Monday, May 16, 2011

Police Claim DNA Evidence of Strauss-Kahn's Alleged Assault

The Atlantic Wire

It's not a pleasant Monday for Dominique Strauss-Kahn, the IMF chief arrested Sunday in connection with an alleged sexual assault of a hotel maid. The Frenchman has agreed to a scientific forensic investigation, in which prosecutors will obtain DNA evidence on his skin or beneath his fingernails to back up the maid's account that Strauss-Kahn emerged naked from his hotel bathroom Sunday, chased her down a hallway, pulled her into a bedroom and attempted to rape her. The evidence could prove decisive, as the Wall Street Journal now reports that detectives have recovered DNA evidence at the scene of the alleged assault. The IMF, meanwhile, has named John Lipsky, a former U.S. Treasury executive and JP Morgan banker, to replace Strauss-Kahn as acting managing director.

Interestingly, Strauss-Kahn's lawyers say they have proof that he was having lunch at a restaurant with his daughter at the time of the alleged assault.
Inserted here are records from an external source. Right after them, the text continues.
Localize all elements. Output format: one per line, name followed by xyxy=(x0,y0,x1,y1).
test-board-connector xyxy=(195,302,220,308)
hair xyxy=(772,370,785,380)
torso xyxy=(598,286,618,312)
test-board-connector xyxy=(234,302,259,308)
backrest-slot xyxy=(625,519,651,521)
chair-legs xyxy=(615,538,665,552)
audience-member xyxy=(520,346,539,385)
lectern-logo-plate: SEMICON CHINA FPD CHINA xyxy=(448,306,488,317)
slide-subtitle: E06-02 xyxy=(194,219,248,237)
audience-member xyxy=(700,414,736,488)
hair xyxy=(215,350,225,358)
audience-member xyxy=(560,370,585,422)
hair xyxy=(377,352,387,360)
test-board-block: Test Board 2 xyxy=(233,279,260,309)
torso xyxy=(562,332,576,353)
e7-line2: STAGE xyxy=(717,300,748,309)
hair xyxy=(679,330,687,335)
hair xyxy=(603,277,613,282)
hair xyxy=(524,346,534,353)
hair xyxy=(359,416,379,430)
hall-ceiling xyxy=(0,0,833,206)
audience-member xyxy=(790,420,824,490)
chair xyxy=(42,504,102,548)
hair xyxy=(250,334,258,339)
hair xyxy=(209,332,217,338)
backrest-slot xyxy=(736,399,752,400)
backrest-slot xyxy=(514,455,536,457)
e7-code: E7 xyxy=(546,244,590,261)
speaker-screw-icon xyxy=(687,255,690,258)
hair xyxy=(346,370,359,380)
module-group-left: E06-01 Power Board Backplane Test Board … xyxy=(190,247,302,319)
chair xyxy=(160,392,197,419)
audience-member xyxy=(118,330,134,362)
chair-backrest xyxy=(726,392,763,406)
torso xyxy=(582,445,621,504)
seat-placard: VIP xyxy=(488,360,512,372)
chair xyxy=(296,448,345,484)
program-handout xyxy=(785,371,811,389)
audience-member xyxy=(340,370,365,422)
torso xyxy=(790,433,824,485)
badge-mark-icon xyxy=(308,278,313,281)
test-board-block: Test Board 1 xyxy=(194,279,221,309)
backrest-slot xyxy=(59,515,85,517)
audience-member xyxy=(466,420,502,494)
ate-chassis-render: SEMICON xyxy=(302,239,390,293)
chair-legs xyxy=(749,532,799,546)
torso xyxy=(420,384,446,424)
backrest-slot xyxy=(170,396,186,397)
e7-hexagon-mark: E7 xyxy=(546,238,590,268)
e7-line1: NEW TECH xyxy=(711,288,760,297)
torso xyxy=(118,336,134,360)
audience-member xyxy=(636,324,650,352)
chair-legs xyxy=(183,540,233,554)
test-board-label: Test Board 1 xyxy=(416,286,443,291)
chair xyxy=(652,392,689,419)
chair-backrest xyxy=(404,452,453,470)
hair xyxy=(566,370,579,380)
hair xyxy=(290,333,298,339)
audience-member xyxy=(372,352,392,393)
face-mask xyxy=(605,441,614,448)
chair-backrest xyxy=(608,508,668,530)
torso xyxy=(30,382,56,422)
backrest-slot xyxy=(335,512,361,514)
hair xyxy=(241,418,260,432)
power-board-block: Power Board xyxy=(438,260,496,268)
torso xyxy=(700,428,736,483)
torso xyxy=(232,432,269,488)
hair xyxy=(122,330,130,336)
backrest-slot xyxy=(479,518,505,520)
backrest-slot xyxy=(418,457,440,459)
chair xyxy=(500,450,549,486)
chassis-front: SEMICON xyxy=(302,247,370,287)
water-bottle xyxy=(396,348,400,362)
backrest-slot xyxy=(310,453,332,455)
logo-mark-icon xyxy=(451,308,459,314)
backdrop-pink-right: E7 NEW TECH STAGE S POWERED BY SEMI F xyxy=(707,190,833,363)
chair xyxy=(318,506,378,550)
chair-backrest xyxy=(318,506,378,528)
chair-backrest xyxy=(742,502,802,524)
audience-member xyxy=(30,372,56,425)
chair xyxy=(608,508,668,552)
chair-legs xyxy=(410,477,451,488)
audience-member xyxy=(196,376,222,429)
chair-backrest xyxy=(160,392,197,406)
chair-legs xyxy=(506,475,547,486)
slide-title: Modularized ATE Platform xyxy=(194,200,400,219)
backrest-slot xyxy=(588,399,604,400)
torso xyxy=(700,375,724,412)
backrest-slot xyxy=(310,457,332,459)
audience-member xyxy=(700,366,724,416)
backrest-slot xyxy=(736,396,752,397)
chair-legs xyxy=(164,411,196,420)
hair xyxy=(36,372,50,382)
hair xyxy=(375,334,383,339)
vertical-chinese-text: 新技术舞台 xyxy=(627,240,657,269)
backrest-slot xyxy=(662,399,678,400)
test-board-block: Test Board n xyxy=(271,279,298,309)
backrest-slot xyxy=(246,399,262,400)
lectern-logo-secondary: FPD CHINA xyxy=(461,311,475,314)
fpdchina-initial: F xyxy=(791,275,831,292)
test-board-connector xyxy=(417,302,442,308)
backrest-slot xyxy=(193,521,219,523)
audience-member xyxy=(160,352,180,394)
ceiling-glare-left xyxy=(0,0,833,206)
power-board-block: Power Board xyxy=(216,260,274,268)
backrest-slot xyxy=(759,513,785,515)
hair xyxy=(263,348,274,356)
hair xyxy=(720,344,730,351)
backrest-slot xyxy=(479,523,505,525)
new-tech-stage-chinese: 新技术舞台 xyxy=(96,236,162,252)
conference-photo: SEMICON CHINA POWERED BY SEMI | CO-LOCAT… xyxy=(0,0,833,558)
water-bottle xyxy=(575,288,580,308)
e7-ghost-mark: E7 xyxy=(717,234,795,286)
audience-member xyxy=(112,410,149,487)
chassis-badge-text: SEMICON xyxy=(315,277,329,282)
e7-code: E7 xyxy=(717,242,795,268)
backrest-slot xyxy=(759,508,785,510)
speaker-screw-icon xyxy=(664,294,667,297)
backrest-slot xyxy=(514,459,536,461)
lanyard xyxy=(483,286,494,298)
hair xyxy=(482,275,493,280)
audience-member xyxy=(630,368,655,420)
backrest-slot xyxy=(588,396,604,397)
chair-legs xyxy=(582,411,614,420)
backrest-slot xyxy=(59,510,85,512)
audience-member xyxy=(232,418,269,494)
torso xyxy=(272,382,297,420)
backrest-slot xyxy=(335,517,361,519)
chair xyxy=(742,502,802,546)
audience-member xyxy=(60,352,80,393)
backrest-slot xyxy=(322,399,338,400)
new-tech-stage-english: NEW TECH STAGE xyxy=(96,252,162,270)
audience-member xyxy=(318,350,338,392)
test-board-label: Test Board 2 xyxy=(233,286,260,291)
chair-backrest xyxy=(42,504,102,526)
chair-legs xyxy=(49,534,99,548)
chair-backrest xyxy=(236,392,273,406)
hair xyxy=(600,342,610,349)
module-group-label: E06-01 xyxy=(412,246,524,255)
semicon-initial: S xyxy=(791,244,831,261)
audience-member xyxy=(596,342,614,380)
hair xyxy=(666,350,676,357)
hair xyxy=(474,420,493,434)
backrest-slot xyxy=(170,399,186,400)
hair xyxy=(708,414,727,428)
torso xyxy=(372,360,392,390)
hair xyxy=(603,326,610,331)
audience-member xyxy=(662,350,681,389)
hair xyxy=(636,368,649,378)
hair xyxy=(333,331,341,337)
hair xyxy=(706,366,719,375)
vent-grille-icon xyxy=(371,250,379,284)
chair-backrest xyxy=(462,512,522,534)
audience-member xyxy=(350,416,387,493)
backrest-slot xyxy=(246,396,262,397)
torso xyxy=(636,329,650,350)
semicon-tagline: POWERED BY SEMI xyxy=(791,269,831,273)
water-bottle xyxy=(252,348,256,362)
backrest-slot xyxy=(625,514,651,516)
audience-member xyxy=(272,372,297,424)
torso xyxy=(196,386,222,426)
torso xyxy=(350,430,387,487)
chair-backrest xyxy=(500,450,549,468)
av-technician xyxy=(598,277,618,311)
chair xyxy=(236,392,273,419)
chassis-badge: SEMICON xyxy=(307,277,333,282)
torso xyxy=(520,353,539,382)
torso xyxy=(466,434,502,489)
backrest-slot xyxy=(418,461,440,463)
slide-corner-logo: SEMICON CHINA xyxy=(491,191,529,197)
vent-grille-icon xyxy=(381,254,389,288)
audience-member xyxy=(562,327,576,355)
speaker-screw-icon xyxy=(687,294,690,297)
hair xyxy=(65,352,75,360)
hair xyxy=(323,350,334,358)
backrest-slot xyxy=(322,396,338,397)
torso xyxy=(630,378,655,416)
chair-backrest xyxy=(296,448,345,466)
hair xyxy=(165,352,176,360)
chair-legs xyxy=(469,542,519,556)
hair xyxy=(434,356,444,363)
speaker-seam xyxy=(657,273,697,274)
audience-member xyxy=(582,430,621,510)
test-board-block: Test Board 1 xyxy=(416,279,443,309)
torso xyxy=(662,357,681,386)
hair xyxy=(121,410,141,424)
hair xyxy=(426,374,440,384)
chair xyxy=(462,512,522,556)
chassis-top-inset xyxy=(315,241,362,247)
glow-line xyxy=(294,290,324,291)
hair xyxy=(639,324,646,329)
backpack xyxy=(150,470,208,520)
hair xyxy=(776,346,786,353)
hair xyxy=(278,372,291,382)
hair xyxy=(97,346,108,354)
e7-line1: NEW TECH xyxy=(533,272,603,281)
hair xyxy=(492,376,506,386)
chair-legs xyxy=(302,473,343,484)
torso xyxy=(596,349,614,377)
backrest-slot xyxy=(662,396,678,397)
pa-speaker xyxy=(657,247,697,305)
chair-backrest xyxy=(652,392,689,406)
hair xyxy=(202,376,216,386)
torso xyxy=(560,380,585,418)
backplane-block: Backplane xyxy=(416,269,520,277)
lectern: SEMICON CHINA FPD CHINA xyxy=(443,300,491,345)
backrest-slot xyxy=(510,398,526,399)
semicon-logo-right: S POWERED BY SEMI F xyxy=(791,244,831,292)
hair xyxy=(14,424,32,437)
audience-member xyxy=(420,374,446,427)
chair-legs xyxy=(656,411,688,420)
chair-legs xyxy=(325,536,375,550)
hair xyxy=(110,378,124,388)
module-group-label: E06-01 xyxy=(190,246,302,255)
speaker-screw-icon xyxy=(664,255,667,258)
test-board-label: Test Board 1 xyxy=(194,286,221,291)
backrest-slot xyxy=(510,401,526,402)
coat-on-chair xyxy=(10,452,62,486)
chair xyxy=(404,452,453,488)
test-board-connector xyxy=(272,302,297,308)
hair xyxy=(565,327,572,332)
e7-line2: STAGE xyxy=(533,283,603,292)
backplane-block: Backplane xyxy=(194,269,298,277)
According to France's RMC radio, the lawyers have reconstructed his day, saying he checked out of his hotel midday, returned his key, dined with his daughter and taxied to the airport. If the schedule is accurate, it would serve as an alibi because he would've been gone at the time the maid accused him of assaulting her.

Back in France, other accusations against Strauss-Kahn' are appearing in the media. Tristane Banon, a French writer, accuses him of sexually assaulting her nine years ago, saying he acted like a "rutting chimpanzee." The woman had consulted a lawyer at the time but her mother convinced her not to take action because her mother was, as The Guardian notes, "a regional councilor in the Socialist party and friend of the Strauss-Kahn family." Before his charades on Sunday, Strauss-Kahn was expected to lead the Socialist party to victory against French President Nicolas Sarkozy, though now most consider that outcome slim to none. The New York Times says the country is going through a process of "soul-searching" as political leaders label the arrest a “historical moment, in negative terms, in French politics.”

In the U.S., Texas congressman Ron Paul used the opportunity to slam the IMF, an institution he considers dangerous and overreaching. "These are the kinds of people who are running the IMF," he told Chris Wallace on Fox News, "and we want to turn the world's finances and the control of the money supply [over] to them?" The GOP 2012 presidential candidate said the organization's monetary policies force countries to sacrifice their sovereignty to it. In a Monday editorial, The Wall Street Journal also calls the arrest a "black mark" for the IMF which "chose to overlook his previous sexual behavior." In a moment of transparent schadenfreude, the Journal writes "It will be fascinating to see how the grandees of French and international financial politics handle this one."